Substantial, visible progress on the Palestinian issue would significantly improve the atmosphere in Iraq and the rest of the Middle East, including Iran, the third side of this triangle of tension and violence. The United States has three objectives with respect to Iran: a cessation of any moves toward nuclear proliferation; cooperation that contributes actively to stability in the Persian Gulf and in Iraq; and Iranian restraint on Hezbollah and other radical groups. To obtain these goals -- and encourage European cooperation -- the United States must take several initiatives.

To begin, it should modify its attitude toward the British-French-German negotiations with Iran over its pursuit of uranium enrichment capabilities. We should actively embrace the European position, urge the Russians to join us and jointly approach Iran. Such an approach would support Iranian efforts to develop nuclear power, including the offer of an ensured supply of nuclear reactor fuel (low enriched uranium) at concessionary prices -- or even gratis -- in exchange for a comprehensive, verifiable freeze of Iran's uranium enrichment program.

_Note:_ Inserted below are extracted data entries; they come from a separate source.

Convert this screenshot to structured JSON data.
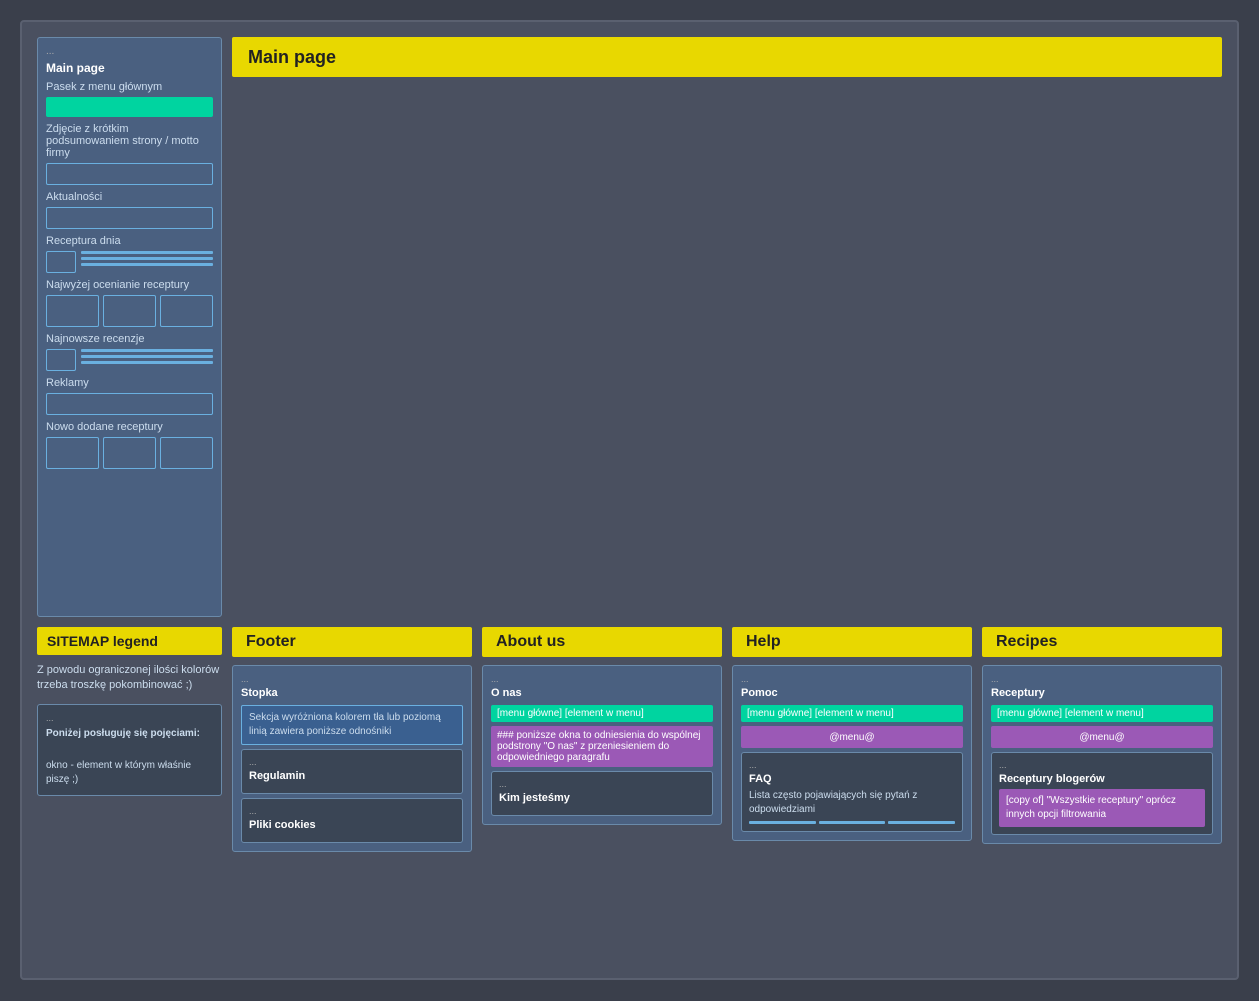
{
  "outer": {
    "topLeft": {
      "dots": "...",
      "title": "Main page",
      "sections": [
        {
          "label": "Pasek z menu głównym",
          "type": "green-bar"
        },
        {
          "label": "Zdjęcie z krótkim podsumowaniem strony / motto firmy",
          "type": "blue-rect"
        },
        {
          "label": "Aktualności",
          "type": "blue-rect"
        },
        {
          "label": "Receptura dnia",
          "type": "inline-tiny-lines"
        },
        {
          "label": "Najwyżej ocenianie receptury",
          "type": "triple-small"
        },
        {
          "label": "Najnowsze recenzje",
          "type": "inline-tiny-lines"
        },
        {
          "label": "Reklamy",
          "type": "blue-rect"
        },
        {
          "label": "Nowo dodane receptury",
          "type": "triple-small"
        }
      ]
    },
    "mainPageHeader": "Main page",
    "bottomColumns": [
      {
        "header": "Footer",
        "card": {
          "dots": "...",
          "title": "Stopka",
          "description": "Sekcja wyróżniona kolorem tła lub poziomą linią\nzawiera poniższe odnośniki",
          "subCards": [
            {
              "dots": "...",
              "title": "Regulamin"
            },
            {
              "dots": "...",
              "title": "Pliki cookies"
            }
          ]
        }
      },
      {
        "header": "About us",
        "card": {
          "dots": "...",
          "title": "O nas",
          "menuTag": "[menu główne]\n[element w menu]",
          "purpleText": "### poniższe okna to odniesienia do wspólnej podstrony \"O nas\" z przeniesieniem do odpowiedniego paragrafu",
          "subCards": [
            {
              "dots": "...",
              "title": "Kim jesteśmy"
            }
          ]
        }
      },
      {
        "header": "Help",
        "card": {
          "dots": "...",
          "title": "Pomoc",
          "menuTag": "[menu główne]\n[element w menu]",
          "purpleBar": "@menu@",
          "subCards": [
            {
              "dots": "...",
              "title": "FAQ",
              "description": "Lista często pojawiających się pytań z odpowiedziami",
              "hasLines": true
            }
          ]
        }
      },
      {
        "header": "Recipes",
        "card": {
          "dots": "...",
          "title": "Receptury",
          "menuTag": "[menu główne]\n[element w menu]",
          "purpleBar": "@menu@",
          "subCards": [
            {
              "dots": "...",
              "title": "Receptury blogerów",
              "copyText": "[copy of] \"Wszystkie receptury\" oprócz innych opcji filtrowania"
            }
          ]
        }
      }
    ],
    "legend": {
      "header": "SITEMAP legend",
      "text": "Z powodu ograniczonej ilości kolorów trzeba troszkę pokombinować ;)",
      "box1": {
        "dots": "...",
        "title": "Poniżej posługuję się pojęciami:",
        "text": "okno - element w którym właśnie piszę ;)"
      }
    }
  }
}
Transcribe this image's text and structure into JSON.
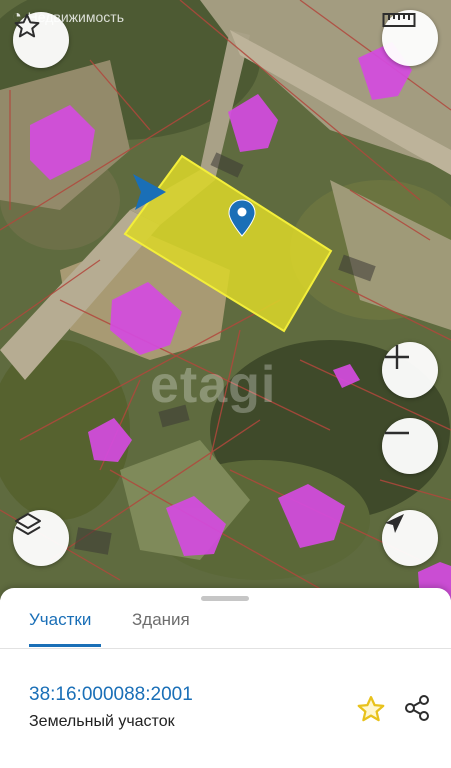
{
  "map": {
    "watermark_brand": "Недвижимость",
    "watermark_center": "etagi",
    "colors": {
      "parcel_fill": "#d9d52a",
      "parcel_border": "#f3ee3a",
      "building_fill": "#d44be0",
      "boundary_lines": "#b2473c",
      "marker": "#1a6fb7"
    },
    "controls": {
      "favorite_icon": "star-outline-icon",
      "ruler_icon": "ruler-icon",
      "zoom_in_icon": "plus-icon",
      "zoom_out_icon": "minus-icon",
      "layers_icon": "layers-icon",
      "location_icon": "navigation-arrow-icon"
    }
  },
  "sheet": {
    "tabs": [
      {
        "label": "Участки",
        "active": true
      },
      {
        "label": "Здания",
        "active": false
      }
    ],
    "parcel": {
      "number": "38:16:000088:2001",
      "type": "Земельный участок"
    },
    "icons": {
      "favorite": "star-icon",
      "share": "share-icon"
    },
    "accent_color": "#1a6fb7",
    "favorite_color": "#e8c21c"
  }
}
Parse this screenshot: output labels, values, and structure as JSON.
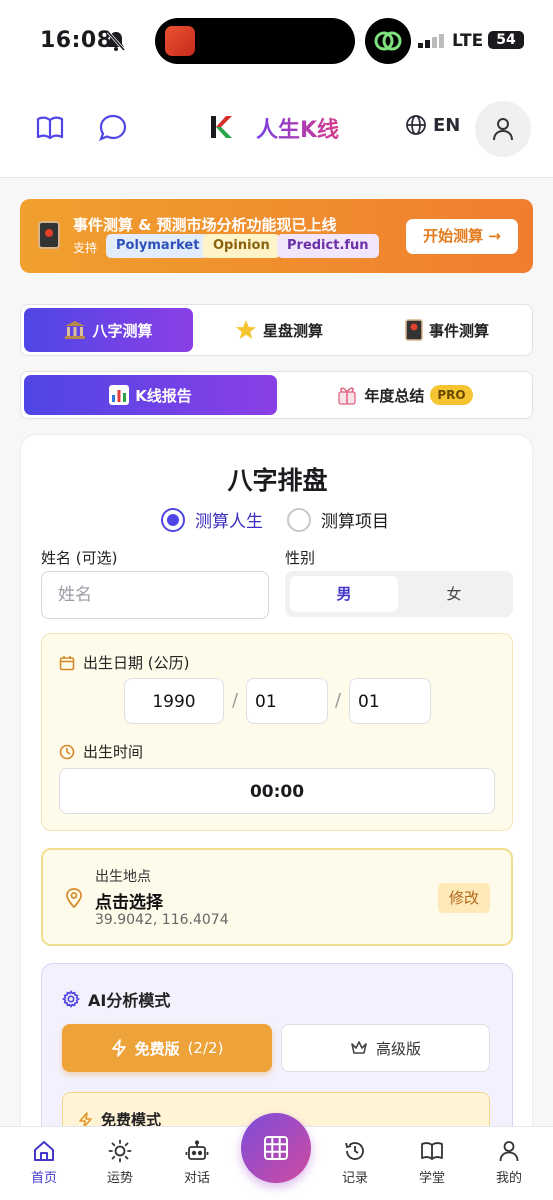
{
  "status_bar": {
    "time": "16:08",
    "network": "LTE",
    "battery": "54"
  },
  "header": {
    "title": "人生K线",
    "language": "EN"
  },
  "banner": {
    "title": "事件测算 & 预测市场分析功能现已上线",
    "support_label": "支持",
    "chips": [
      "Polymarket",
      "Opinion",
      "Predict.fun"
    ],
    "button": "开始测算 →"
  },
  "tabs_row1": [
    {
      "label": "八字测算",
      "active": true
    },
    {
      "label": "星盘测算",
      "active": false
    },
    {
      "label": "事件测算",
      "active": false
    }
  ],
  "tabs_row2": [
    {
      "label": "K线报告",
      "active": true
    },
    {
      "label": "年度总结",
      "badge": "PRO",
      "active": false
    }
  ],
  "form": {
    "title": "八字排盘",
    "mode_options": [
      "测算人生",
      "测算项目"
    ],
    "mode_selected": "测算人生",
    "name_label": "姓名 (可选)",
    "name_placeholder": "姓名",
    "gender_label": "性别",
    "gender_options": [
      "男",
      "女"
    ],
    "gender_selected": "男",
    "birth_date_label": "出生日期 (公历)",
    "birth_year": "1990",
    "birth_month": "01",
    "birth_day": "01",
    "date_separator": "/",
    "birth_time_label": "出生时间",
    "birth_time": "00:00",
    "place_label": "出生地点",
    "place_value": "点击选择",
    "place_coords": "39.9042, 116.4074",
    "place_edit": "修改",
    "ai_mode_label": "AI分析模式",
    "free_button": "免费版",
    "free_count": "(2/2)",
    "pro_button": "高级版",
    "free_mode_label": "免费模式"
  },
  "bottom_nav": [
    {
      "label": "首页",
      "icon": "home-icon",
      "active": true
    },
    {
      "label": "运势",
      "icon": "sun-icon"
    },
    {
      "label": "对话",
      "icon": "robot-icon"
    },
    {
      "label": "记录",
      "icon": "history-icon"
    },
    {
      "label": "学堂",
      "icon": "book-icon"
    },
    {
      "label": "我的",
      "icon": "user-icon"
    }
  ],
  "colors": {
    "accent": "#4f46e5",
    "orange": "#eda23a",
    "brand_gradient": "#7b3fe4"
  }
}
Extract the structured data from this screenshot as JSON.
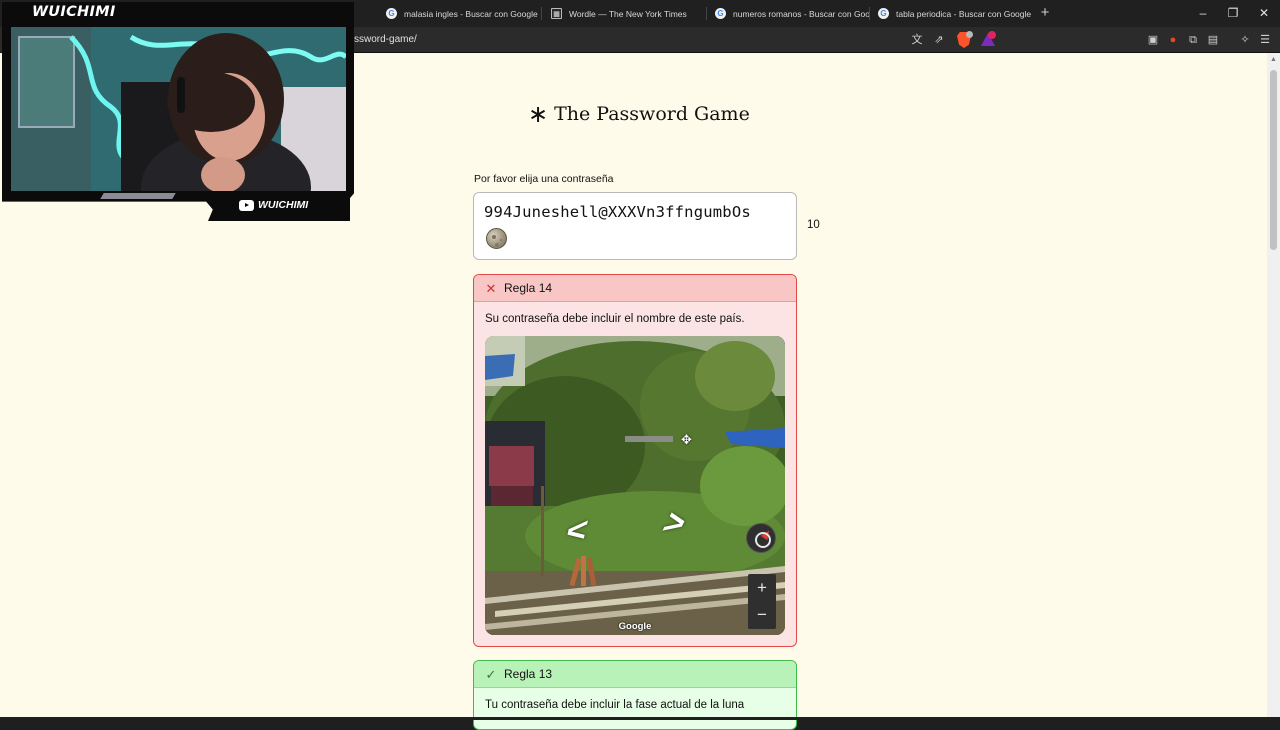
{
  "browser": {
    "tabs": [
      {
        "label": "malasia ingles - Buscar con Google",
        "favicon": "google-icon"
      },
      {
        "label": "Wordle — The New York Times",
        "favicon": "nyt-icon"
      },
      {
        "label": "numeros romanos - Buscar con Goog",
        "favicon": "google-icon"
      },
      {
        "label": "tabla periodica - Buscar con Google",
        "favicon": "google-icon"
      }
    ],
    "url": "ssword-game/"
  },
  "page": {
    "title": "The Password Game",
    "title_icon": "asterisk-icon",
    "password_label": "Por favor elija una contraseña",
    "password_value": "994Juneshell@XXXVn3ffngumbOs",
    "password_emoji": "moon-emoji",
    "password_length": "10",
    "rules": [
      {
        "status": "fail",
        "title": "Regla 14",
        "text": "Su contraseña debe incluir el nombre de este país.",
        "streetview": {
          "attribution": "Google",
          "zoom_in": "+",
          "zoom_out": "−"
        }
      },
      {
        "status": "pass",
        "title": "Regla 13",
        "text": "Tu contraseña debe incluir la fase actual de la luna"
      }
    ]
  },
  "webcam": {
    "brand": "WUICHIMI",
    "handle": "WUICHIMI"
  },
  "colors": {
    "page_bg": "#fffbeb",
    "rule_fail_border": "#e34a4a",
    "rule_fail_header": "#f9c6c6",
    "rule_pass_border": "#3fbb4b",
    "rule_pass_header": "#b9f2b9"
  }
}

Iran not only has strong interests in the future of Iraq but a powerful influence through its religious connections to the Shiite majority there. We should engage Iran about the future of Iraq, comparing our separate perspectives and emphasizing our joint interests. In that regard, the multilateral discussions over Iraq scheduled later this month at Sharm el-Sheikh should become the start of a dialogue, with U.N. participation. Those discussions could be broadened to include a Gulf security group of nations, blessed and supported by the United States. This could serve to assuage Iran's security concerns and temper its urge to acquire a nuclear capability.

Finally, the United States should indicate a willingness to modify its sanctions regime and thereby its relationship to Iran, were Iran willing to restrain Hezbollah and exercise its influence over other extremist groups. This would greatly minimize the risk that violence and other radical disruptions would hinder the Palestinian peace process.

The stakes are high. Progress in the region, in addition to being extremely critical for its own sake, holds the promise of making a substantial and lasting contribution to the war on terrorism.

The writer was national security adviser under presidents Gerald Ford and George H.W. Bush. He is founder and president of the Forum for International Policy.